1. In the first verse of the Bible it states, “In the beginning God [Elohim] created…” (Gn 1:1). Here we have a plural noun with a singular verb. In the next verse we have, “…the Spirit of God was hovering over the waters.” One, of course, could argue that this does not necessarily support God being exactly triune but it does support it. It does, however, show that God is multi-dimensional.
2. When God visited the Israelites at Mt. Sinai after they left Egypt under the leadership of Moses, God first appeared to them as a cloud of fire and smoke that settled onto the mountain (Ex 19-20), then He met with Moses and several of the leaders and ate with them (Ex 24:9-11), then He descended in Spirit form on the leaders so they could discern wisely (Nu 11:24-25). Therefore, we have the three components of the Godhead: the first person of the Godhead who appeared as fire and smoke, the second person of the Godhead who appeared in human form to them, and the third person of the Godhead who descended upon them as Spirit.
3. When Jesus Christ was baptized by John the Baptist (Mt 3), we have the second person of the Godhead, Jesus Christ, who was in human form; and we have the third person of the Godhead, God the Holy Spirit, descending upon Jesus as a dove (Mt 3:16); and we have the first person of Godhead, God the Father, speaking from heaven, “This is my Son, whom I live; with him I am well pleased” (Mt 3:17).

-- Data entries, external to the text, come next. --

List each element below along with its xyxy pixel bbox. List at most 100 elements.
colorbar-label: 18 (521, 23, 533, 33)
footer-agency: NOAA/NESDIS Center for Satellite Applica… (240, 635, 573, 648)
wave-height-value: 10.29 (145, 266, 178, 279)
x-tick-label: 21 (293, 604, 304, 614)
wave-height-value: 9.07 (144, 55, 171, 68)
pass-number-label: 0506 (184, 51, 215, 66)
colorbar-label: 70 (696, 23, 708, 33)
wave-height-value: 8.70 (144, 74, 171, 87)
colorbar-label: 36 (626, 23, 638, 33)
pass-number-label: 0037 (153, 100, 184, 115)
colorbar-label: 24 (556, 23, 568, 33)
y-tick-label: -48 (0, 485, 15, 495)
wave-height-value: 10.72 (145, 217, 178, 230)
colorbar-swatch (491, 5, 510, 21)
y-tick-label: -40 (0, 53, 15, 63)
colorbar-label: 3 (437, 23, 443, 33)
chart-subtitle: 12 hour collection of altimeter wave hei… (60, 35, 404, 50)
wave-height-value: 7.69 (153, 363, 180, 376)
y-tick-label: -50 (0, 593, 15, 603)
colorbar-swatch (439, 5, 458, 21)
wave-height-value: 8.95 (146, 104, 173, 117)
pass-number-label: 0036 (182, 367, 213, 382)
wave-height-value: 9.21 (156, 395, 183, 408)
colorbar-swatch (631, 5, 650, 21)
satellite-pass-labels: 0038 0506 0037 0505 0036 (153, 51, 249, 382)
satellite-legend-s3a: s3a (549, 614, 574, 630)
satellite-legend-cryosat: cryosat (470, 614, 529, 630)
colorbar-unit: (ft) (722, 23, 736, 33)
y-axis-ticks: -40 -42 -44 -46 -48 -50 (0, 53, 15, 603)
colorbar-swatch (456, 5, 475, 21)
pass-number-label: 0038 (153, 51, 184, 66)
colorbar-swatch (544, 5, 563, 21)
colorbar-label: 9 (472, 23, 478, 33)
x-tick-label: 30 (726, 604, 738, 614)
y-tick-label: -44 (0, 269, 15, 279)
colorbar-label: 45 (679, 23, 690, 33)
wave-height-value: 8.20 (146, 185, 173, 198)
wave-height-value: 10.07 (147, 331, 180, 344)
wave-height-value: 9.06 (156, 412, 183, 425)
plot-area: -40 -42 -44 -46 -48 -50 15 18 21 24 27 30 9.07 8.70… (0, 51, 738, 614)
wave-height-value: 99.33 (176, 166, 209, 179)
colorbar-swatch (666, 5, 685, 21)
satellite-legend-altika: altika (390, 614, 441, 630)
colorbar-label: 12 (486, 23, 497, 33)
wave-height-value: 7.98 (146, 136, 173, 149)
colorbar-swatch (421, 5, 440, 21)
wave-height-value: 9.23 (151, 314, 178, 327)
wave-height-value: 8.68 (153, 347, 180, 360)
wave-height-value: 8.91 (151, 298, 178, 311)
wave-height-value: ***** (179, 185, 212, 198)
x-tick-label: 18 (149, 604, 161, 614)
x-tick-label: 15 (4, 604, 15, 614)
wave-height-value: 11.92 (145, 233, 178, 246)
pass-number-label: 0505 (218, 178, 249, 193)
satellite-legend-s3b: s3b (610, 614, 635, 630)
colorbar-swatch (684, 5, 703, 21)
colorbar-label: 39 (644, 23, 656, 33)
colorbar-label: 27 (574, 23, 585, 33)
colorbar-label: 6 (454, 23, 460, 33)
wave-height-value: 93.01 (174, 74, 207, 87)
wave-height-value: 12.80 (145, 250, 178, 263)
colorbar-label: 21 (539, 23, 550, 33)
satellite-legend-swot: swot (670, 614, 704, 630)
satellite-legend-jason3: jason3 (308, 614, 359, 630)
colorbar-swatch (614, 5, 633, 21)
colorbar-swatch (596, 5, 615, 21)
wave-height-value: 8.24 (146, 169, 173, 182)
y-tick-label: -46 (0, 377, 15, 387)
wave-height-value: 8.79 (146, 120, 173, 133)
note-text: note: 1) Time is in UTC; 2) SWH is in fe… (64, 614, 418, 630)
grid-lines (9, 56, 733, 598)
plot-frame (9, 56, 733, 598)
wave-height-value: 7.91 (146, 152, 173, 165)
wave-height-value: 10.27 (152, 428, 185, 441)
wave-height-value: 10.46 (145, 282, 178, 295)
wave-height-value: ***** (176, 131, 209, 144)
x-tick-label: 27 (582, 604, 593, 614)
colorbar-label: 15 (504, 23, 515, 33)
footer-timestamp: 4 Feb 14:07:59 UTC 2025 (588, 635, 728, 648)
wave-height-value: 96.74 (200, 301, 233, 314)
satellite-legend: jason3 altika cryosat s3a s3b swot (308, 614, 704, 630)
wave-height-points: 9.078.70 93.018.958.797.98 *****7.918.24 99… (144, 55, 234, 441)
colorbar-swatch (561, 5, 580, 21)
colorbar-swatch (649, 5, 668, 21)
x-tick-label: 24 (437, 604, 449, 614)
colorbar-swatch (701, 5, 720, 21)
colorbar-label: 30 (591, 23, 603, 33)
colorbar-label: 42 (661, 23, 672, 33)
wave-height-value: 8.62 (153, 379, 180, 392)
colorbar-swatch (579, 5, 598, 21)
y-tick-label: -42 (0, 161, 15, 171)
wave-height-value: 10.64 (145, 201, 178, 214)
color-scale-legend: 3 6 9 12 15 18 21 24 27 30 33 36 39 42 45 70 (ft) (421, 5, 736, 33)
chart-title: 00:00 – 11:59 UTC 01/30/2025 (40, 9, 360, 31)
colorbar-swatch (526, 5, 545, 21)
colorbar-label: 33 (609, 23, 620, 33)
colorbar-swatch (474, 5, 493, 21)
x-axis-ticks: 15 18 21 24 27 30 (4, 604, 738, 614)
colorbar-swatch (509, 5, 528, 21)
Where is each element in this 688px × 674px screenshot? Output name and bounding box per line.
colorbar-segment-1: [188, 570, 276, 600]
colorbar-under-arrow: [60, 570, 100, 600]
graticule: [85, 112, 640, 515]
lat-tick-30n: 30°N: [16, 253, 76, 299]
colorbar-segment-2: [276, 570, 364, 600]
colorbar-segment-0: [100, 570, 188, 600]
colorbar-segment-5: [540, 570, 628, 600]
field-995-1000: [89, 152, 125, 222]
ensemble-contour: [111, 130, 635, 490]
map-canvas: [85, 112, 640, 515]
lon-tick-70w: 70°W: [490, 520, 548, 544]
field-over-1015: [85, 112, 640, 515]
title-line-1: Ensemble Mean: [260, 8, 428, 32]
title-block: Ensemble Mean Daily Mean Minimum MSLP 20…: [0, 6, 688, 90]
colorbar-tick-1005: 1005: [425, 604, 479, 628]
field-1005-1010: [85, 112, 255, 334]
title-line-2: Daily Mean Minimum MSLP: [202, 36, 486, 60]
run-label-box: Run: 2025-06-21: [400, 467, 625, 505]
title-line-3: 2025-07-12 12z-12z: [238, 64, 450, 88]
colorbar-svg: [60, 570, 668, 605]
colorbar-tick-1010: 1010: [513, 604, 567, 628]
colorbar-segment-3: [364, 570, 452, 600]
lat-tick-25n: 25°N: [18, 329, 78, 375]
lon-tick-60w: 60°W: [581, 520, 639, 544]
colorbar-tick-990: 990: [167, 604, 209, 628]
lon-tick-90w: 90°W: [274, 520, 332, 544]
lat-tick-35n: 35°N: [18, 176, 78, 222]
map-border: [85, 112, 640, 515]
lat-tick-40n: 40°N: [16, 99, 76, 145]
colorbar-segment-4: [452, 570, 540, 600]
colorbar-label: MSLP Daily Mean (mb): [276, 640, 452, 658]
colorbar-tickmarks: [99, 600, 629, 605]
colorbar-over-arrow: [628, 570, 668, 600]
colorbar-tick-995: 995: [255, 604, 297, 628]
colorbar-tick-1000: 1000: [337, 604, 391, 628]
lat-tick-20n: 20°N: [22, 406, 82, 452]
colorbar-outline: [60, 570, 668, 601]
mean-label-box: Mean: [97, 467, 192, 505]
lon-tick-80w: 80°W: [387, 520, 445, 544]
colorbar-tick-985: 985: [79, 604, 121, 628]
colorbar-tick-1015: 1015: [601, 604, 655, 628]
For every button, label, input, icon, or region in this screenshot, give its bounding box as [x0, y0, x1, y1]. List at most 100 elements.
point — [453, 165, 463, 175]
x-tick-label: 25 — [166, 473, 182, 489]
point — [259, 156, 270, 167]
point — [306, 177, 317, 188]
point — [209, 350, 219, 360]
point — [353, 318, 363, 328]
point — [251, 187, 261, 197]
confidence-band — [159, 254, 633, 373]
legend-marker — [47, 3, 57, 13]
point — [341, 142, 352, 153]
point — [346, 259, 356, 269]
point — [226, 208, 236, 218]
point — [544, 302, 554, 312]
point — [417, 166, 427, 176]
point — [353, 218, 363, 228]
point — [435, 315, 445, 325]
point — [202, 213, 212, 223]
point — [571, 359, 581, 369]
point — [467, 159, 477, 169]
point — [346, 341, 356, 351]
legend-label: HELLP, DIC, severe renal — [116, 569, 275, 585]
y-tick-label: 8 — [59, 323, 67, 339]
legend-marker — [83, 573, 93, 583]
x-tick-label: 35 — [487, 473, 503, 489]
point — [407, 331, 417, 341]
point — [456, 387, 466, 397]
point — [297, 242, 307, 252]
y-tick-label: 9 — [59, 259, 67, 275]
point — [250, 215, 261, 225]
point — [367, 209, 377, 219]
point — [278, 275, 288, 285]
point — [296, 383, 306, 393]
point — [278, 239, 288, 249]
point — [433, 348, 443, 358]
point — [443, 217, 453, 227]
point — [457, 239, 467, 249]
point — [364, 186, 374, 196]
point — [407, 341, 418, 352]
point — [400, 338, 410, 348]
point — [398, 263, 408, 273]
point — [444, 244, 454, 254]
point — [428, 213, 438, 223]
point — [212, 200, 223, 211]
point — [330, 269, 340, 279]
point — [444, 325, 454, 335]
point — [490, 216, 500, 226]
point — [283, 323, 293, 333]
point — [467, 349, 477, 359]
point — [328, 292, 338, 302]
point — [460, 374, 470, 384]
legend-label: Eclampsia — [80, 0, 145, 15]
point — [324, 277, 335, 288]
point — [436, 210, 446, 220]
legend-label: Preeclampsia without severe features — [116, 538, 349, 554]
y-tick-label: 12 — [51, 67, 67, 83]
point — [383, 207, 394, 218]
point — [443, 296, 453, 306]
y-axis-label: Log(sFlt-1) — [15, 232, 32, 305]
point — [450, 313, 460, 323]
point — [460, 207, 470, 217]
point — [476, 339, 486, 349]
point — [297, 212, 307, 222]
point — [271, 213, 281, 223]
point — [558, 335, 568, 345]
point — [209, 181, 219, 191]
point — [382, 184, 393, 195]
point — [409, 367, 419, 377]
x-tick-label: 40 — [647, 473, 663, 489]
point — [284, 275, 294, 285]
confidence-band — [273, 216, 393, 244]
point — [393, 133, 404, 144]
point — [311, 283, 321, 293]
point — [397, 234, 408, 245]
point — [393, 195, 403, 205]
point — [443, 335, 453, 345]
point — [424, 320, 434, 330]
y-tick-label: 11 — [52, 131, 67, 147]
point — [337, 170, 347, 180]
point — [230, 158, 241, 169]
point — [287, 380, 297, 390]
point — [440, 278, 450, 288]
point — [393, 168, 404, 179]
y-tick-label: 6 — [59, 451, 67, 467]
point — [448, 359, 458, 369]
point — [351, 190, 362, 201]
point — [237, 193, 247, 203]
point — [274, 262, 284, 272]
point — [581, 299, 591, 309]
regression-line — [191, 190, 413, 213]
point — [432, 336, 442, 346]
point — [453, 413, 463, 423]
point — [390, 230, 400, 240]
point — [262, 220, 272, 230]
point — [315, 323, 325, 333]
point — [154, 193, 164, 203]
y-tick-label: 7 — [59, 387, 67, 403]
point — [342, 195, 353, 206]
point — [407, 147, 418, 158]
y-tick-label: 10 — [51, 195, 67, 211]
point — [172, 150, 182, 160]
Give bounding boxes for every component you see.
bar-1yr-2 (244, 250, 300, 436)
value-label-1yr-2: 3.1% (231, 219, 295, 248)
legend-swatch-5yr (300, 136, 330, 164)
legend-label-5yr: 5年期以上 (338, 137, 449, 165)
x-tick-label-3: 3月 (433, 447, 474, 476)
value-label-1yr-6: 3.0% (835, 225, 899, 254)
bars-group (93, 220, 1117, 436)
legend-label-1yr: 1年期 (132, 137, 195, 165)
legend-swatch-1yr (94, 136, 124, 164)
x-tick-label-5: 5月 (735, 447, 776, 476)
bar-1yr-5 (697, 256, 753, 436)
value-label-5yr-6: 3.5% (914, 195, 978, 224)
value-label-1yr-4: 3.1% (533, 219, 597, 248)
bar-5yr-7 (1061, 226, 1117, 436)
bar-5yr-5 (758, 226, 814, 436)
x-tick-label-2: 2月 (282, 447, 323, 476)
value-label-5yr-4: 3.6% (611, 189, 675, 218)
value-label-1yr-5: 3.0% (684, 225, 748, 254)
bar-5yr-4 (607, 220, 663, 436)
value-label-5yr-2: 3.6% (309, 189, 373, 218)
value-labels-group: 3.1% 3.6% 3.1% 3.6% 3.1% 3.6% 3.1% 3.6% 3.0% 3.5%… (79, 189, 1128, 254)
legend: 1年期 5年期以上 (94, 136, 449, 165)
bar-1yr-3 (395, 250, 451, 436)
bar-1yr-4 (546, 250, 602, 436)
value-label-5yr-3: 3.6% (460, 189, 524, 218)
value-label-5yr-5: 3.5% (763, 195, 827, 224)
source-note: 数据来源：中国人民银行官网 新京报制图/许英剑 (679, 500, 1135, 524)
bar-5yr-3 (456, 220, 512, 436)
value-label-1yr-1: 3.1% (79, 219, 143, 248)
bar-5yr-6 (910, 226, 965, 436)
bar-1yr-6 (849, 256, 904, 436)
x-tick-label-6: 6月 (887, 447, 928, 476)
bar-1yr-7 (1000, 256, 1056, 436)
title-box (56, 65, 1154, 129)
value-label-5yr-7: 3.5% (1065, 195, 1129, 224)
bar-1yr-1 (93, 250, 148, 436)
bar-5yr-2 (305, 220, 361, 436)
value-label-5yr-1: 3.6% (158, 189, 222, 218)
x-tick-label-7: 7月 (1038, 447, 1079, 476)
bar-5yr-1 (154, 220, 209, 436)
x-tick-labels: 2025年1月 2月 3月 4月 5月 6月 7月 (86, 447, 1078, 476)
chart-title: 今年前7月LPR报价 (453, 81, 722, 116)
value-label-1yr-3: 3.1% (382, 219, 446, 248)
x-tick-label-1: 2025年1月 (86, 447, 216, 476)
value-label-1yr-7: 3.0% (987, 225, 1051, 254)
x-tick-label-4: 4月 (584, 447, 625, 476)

If we put all three of these together, we have a multidimensional God and in two places (both Old and New Testament) which presents God as triune.
The reason I call this concept a conundrum is that this concept is indeed a great mystery. Our human brains just cannot truly grasp a concept that God is three individuals in one. It is not really a paradox because although we can believe the concept to be true we cannot truly rationally describe or understand it. I don’t think it is really an antinomy either because we are not really comparing two different concepts. Many have used various metaphors to try and explain it (like water can exist in three phases, solid, liquid, and gas); however, these are not exact parallels in concept.
They seem to be three individual personalities but composed of one will. We know that Jesus Christ stated that he was one with the Father (Jn 10:30) and stated that he existed even before Abraham (Jn 8:58). However, we also know that the relationship between each of these personalities can change. Before Jesus Christ came to earth in the form of us humans, he was spirit (Jn 4:24). When He ascended back to heaven he did not return as spirit and re-enter the same relationship with God the Father; he returned to the Father as our High Priest and mediator as a man (1Tm 2:5), but in glorified form, a form that we one day will also have (1Jn 3:2).
This concept about God may be hard to understand but we know that Jesus Christ came to present truth (Jn 18:37). Therefore, we can trust this concept. Although hard to understand, we can see that it makes sense because it makes God the most perfect relationship builder –ever! We truly serve a unique and holy God. Hallelujah!